A million charity dollars in my hands would be split up between the numerous groups that help wounded soldiers and their families. When I think about all the things done throughout the course of a day and
then think about doing them without feet, leg(s), hand(s), arm(s), eye(s), ear(s)… it’s terrifying. Thinking about that heightens the respect I have for our soldiers and creates a sense of duty to take care of those soldiers when they come back home. I mean, after all, they take care of me and my family every day.
If you could be a character from a film and the condition was that you lived that particular story – what film and what character and why?
“When Harry Met Sally” – Harry Burns – Because who doesn’t
have a crush on
80’s/90’s Meg Ryan? Plus, have you SEEN his apartment?
What song do you wish that you wrote?
Rock & Roll and the Radio
Name something that you expect from yourself every day?
At least 1 more failed cooking attempt
City or Country?
Are you a romantic? If so, tell me the most romantic thing you have done or hope to have the opportunity to do in the future.
There’s such a fine line between being a “romantic” and being a “friggin creep”. In a perfect world, a girl would look at something I did and think, “How romantic…” then be slightly creeped out.
What was the stupidest piece of advice you’ve ever been given?
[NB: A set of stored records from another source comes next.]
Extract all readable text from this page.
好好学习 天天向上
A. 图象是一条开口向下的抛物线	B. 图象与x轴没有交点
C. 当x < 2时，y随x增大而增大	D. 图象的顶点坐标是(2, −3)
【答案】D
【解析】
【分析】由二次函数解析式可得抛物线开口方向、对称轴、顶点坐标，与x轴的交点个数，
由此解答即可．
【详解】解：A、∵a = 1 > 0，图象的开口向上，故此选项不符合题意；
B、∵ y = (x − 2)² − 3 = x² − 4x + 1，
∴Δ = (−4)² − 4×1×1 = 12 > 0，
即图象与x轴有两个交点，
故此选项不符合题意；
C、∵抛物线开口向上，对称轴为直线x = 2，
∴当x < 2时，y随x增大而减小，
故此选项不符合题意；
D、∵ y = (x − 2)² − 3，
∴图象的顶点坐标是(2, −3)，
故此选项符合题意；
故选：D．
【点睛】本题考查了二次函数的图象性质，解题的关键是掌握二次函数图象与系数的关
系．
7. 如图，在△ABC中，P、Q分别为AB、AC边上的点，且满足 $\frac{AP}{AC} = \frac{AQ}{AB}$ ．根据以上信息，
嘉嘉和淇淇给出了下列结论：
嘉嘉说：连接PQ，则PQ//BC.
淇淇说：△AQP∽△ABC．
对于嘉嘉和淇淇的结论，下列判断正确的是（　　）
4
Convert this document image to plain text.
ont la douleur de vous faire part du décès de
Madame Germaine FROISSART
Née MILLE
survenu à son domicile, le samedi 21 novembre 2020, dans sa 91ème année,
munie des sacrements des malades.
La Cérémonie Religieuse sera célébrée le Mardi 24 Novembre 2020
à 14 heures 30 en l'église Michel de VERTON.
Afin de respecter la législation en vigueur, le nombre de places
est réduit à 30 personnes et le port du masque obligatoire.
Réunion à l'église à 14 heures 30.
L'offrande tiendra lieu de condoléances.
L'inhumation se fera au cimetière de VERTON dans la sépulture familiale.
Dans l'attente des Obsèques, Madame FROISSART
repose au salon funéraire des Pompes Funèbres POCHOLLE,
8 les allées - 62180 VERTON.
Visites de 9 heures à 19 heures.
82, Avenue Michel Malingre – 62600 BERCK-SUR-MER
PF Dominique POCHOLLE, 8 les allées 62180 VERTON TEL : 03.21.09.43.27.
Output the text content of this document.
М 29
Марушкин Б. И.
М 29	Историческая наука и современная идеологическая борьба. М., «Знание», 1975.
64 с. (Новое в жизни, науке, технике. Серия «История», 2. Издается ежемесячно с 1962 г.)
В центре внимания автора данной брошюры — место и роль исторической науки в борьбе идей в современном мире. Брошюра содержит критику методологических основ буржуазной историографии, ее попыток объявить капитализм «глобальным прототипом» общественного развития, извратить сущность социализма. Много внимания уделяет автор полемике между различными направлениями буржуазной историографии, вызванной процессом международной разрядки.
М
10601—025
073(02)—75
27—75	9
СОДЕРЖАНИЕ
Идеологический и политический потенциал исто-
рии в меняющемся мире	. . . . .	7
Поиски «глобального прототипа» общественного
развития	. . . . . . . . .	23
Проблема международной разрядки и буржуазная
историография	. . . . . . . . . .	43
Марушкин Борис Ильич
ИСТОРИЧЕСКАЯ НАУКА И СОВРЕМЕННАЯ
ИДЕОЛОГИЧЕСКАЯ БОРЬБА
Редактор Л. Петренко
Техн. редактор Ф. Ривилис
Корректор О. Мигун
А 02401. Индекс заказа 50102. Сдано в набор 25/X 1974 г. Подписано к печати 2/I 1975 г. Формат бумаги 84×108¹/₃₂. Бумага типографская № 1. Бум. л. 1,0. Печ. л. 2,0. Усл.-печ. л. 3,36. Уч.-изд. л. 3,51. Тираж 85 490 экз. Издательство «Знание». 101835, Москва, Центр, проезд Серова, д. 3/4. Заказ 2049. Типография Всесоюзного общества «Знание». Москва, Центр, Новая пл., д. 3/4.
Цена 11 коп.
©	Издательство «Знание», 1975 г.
In high school, while mowing a lawn in my hometown, a cop pulled up and rolled down his window, beckoning for me to come over. I stopped the mower and walked over. He told me, “Make sure you’re taking plenty of Coca-Cola breaks.”…because that’s always the healthy choice when you’re expending copious amounts of energy in the Texas heat – Coke. Then my mower wouldn’t start.
Which of these frightens you the most: Alligator. Spider. Grizzly Bear. Any personal experience with any of them?
Spiders. Wolf spiders in East Texas inspire this fear. When I lived there, it was their
hobby to loiter on my front porch until I got home, then, they’d rush inside as soon as the door opened… some say it was their attraction to light; I say it was their desire to see me (with all 8 beady little eyes) jumping up and down in terror when they’d brush past me. Upon arriving home one evening, I saw one just hangin’ out…waitin’. I stepped on it (“little jerk”). While fumbling with my keys, I started feeling little prickles on my foot and looked down to see my foot swarmed with baby wolf spiders that had just recently been on the back of their now freshly flattened mother. I cannot tell you what my scream sounded like seeing as how it was not of this world… Yes, spiders.
Is ‘Man’ naturally violent?
Try as I may to convince myself I’m a really good, peaceful, easy-going person, I’m not on a crowded subway for 2 seconds before I’m ready to kick a kitten through an electric fan. I’m working on it and I think the rest of mankind is too.
What is your favorite joke?
I find that jokes about submarines always go down well.